Even if Ms. Moralez did appear older than 14, she was still in high school, a fact that Mr. Rambold clearly knew. What teacher does not know that having sex with one of their students is wrong on multiple levels? And even if you ignore the VERY LARGE age difference between a teenaged girl and a middle-aged man, the power differentials between teacher and student are huge. Teachers are authority figures. They are supposed to provide instruction and knowledge. A student’s job is to listen and obey. Thus, it just wasn’t possible for Ms. Moralez to be as much in control of the situation as Mr. Rambold.
As for the not being a forcible rape part, I thought we’d done away with that nonsense after several politicians were disinvited to the party for their remarks on the topic but apparently that myth still lingers. Rape is not about sex; it is about power, control and the lack of consent. Mr. Rambold clearly had power and control over Ms. Moralez. And the fact that she was a minor made her legally incapable of consenting. Therefore, it was rape. And if you think that rape of ANY kind does not bring with it devastating consequences, then you are sadly mistaken.
As a family psychologist, I see the negative effects of rape all the time. I see it in the decrease in self-esteem many rape victims feel. I see it in the loss of innocence, the sense of betrayal, the misplaced guilt and the lack of control that rape often brings. I see it in the depression, anxiety and sometimes even addictive behavior that many rape survivors experience. I see it in the sexual challenges many victims experience as they try to regain some normalcy in their lives. And I see it in the grieving families whose lives are also shattered by the awful behavior of people like the man you claimed had “suffered enough” at the initial sentencing.
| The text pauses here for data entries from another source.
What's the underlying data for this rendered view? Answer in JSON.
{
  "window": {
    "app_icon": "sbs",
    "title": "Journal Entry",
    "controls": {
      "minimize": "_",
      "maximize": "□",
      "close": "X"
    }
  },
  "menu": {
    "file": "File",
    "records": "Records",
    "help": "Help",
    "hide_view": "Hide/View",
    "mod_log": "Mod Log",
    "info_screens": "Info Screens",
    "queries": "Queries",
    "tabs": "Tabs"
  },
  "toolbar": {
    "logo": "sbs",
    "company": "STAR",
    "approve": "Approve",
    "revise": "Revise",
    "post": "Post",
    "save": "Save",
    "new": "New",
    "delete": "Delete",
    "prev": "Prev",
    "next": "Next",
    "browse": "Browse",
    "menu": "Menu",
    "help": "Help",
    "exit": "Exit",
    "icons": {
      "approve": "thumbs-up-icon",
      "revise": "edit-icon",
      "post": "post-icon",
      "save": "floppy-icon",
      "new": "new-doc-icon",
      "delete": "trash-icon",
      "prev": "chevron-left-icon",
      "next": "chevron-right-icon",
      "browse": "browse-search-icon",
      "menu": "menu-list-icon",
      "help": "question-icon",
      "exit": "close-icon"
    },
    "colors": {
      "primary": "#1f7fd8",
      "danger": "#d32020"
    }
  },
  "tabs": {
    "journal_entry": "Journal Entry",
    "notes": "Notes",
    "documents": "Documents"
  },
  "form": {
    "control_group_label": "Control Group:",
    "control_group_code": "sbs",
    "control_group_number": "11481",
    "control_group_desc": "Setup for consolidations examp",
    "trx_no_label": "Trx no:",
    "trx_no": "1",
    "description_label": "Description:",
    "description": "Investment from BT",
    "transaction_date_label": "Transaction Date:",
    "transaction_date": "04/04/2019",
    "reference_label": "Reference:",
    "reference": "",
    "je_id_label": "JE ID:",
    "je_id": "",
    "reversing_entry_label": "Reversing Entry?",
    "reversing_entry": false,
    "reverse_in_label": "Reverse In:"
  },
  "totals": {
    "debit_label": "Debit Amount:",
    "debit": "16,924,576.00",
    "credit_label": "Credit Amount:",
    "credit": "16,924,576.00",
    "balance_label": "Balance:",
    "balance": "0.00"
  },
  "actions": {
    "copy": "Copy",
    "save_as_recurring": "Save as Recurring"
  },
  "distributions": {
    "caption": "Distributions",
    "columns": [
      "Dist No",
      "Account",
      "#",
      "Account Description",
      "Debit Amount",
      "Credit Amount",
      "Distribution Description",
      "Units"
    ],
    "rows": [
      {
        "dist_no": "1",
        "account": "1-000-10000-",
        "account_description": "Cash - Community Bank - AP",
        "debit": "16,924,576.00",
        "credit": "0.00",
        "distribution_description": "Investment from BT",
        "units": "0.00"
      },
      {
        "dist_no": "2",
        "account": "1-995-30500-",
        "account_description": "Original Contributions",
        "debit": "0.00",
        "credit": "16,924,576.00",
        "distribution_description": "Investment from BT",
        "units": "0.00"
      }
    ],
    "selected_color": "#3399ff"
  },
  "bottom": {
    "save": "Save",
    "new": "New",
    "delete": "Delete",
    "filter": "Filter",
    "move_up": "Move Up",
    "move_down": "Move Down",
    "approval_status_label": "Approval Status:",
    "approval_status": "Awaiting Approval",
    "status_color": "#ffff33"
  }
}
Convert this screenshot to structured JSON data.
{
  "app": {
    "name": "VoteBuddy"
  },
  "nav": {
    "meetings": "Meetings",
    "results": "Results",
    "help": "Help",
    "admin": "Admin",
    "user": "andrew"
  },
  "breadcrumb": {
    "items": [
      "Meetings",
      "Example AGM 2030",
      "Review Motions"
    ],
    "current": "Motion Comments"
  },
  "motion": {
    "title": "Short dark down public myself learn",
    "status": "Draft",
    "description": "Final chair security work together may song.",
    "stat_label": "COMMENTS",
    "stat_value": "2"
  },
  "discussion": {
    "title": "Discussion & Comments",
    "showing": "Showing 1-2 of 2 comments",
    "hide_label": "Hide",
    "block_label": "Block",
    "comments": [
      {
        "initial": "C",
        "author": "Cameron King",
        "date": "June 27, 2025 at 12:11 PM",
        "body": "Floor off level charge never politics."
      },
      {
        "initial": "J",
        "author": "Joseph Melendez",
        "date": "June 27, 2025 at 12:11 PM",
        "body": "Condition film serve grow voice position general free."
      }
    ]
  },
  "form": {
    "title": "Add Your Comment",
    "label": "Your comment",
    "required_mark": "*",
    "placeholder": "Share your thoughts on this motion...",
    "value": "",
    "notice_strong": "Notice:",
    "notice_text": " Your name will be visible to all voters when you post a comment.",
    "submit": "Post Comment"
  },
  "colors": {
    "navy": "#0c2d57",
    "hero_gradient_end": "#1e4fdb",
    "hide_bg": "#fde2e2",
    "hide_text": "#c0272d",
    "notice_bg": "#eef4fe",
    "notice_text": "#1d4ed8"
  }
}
In reality, it was Ms. Moralez who suffered, so much so that she took her own life less than three weeks before her 17th birthday. Perhaps it was the rules of the rape culture in which we live – the rules that you have perpetuated yourself by your cruel words and ridiculous sentencing (first merely a sexual-offender treatment program and then only 30 days of his 15 year sentence) – that became too much for her to bear. It was these same rules that led some of Ms. Moralez’ classmates to bully, taunt and tease her about what happened. The rules also dictated that rape victims like Ms. Moralez blame themselves for what happened because men, no matter how old, coercive or just plain wrong, are rarely held accountable for their actions. So, in an effort to stop her suffering, Ms. Moralez shot herself. She looked to you for justice, Mr. Baugh, but instead only found more abuse. Now you must live with your part in the rape culture which probably contributed to the loss of that beautiful girl.
Given all the negative attention this case has generated, I hope you have taken the opportunity to learn from it. Hopefully you know at least a little more about rape culture and have taken responsibility for your role in a culture that does little to eradicate rape. It seems like you have tried to rectify your mistakes but, as I said earlier, it is not enough. Atonement is in order. Instead of just apologizing and going on your way, I suggest giving a significant donation to a rape crisis center. The next step should be educating educate yourself on rape – on all kinds of rape – and then teaching a seminar on the topic for lawyers and judges like yourself. You can think of other steps but whatever else you do, you must ensure that your future actions reflect the knowledge, compassion and respect that Ms. Moralez should have had from you. Although she is no longer able alive to receive those things, they are something her memory still demands.
After you do all that, then maybe I’ll be willing to call you Judge. But not until then.